Now let’s get some data needed for the thresholds in SEEPS. We need \(p_1\), \(p_3\), and the light_heavy_threshold data. This data varies in space and time

The Weather Bench data uses 0.25mm rather than 0.2mm to differentiate between light rain and dry conditions. To account for this, we will have to set dry_light_threshold=0.25 in the seeps function.

[4]:
clim = xr.open_zarr(
    "gs://weatherbench2/datasets/era5-hourly-climatology/1990-2017_6h_240x121_equiangular_with_poles_conservative.zarr"
)

seeps_threshold = clim.total_precipitation_24hr_seeps_threshold.sel(hour=0, dayofyear=slice(1, 31)).compute()
p1 = clim.total_precipitation_24hr_seeps_dry_fraction.sel(hour=0, dayofyear=slice(1, 31)).compute()

# We just got data for the first 31 days of the year. We need to convert the dim  "dayofyear" into a "time" dim
seeps_threshold = seeps_threshold.rename({"dayofyear": "time"})
seeps_threshold = seeps_threshold.assign_coords({"time": pd.date_range("2020-01-01", "2020-01-31")})

p1 = p1.rename({"dayofyear": "time"})
p1 = p1.assign_coords({"time": pd.date_range("2020-01-01", "2020-01-31")})

Now our data has been wrangled into the right format to pass into the scores SEEPS function.

Note that although SEEPS uses categories to determine penalties, we pass in continuous forecast and observation values.

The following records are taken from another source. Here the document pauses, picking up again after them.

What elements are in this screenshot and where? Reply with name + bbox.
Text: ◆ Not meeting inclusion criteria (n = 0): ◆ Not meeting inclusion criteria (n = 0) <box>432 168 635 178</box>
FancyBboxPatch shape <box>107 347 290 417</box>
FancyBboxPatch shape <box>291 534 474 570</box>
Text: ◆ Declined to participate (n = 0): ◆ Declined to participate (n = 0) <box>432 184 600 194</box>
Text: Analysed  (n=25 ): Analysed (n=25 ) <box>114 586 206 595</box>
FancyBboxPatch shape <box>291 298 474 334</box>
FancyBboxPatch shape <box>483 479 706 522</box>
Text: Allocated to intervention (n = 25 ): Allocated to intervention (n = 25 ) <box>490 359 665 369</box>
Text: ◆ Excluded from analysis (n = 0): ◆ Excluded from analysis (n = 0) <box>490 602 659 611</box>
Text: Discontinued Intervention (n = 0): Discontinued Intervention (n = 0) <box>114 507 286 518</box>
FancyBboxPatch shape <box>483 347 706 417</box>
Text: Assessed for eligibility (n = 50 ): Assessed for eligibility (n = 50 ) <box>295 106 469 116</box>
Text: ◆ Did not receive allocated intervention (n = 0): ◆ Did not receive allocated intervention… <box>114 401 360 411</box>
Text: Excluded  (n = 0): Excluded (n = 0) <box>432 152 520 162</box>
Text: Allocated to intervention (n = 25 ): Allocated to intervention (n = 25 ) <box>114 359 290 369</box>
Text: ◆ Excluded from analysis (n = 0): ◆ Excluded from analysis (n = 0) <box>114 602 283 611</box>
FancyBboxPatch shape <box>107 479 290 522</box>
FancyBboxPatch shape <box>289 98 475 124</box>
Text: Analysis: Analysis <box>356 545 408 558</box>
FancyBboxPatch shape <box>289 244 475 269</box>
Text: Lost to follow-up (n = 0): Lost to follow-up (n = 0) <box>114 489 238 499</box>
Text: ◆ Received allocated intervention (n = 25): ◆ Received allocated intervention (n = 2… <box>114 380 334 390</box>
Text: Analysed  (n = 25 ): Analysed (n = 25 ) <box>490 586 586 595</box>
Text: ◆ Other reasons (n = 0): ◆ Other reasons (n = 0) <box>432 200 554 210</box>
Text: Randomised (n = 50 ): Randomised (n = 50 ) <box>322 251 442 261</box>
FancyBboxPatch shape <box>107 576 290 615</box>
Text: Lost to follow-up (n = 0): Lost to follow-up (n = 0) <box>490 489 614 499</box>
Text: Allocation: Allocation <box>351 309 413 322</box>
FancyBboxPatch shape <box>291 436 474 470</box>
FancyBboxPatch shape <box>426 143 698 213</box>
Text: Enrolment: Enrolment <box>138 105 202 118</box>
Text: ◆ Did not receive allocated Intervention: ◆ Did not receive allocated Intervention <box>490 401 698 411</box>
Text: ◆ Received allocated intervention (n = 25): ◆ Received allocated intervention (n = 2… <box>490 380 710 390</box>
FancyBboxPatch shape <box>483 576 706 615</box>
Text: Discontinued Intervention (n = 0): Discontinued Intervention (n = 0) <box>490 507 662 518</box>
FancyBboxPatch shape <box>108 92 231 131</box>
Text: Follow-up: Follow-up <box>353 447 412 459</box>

The seeps function then handles the categorical nature of the score.

[5]:
# Need to create weights to be able to weight by latitude
lat_weights = create_latitude_weights(graphcast_precip.latitude)

# Calculate SEEPS score for GraphCast
seeps(graphcast_precip, era5_precip, p1, seeps_threshold, weights=lat_weights, dry_light_threshold=0.25)
[5]:
<xarray.DataArray ()> Size: 8B
array(0.30688665)
Coordinates:
    prediction_timedelta  timedelta64[ns] 8B 2 days
    hour                  int64 8B 0
[6]:
# Calculate SEEPS for ECMWF IFS
seeps(ifs_precip, era5_precip, p1, seeps_threshold, weights=lat_weights, dry_light_threshold=0.25)
[6]:
<xarray.DataArray ()> Size: 8B
array(0.1965689)
Coordinates:
    prediction_timedelta  timedelta64[ns] 8B 2 days
    hour                  int64 8B 0

In this case, the ECMWF IFS received a lower, better score.

Things to try next#

  • Set mask_clim_extremes to False which turns off the masking of climatologically very dry or very wet regions (i.e, it doesn’t mask data where p1 is less than 0.1, or greater than 0.85).

  • You can vary the p1 thresholds that the masking occurs with the min_masked_value and max_masked_value args.

Further reading#

Rodwell, M. J., Richardson, D. S., Hewson, T. D., & Haiden, T. (2010). A new equitable score suitable for verifying precipitation in numerical weather prediction. Quarterly Journal of the Royal Meteorological Society, 136(650), 1344–1363.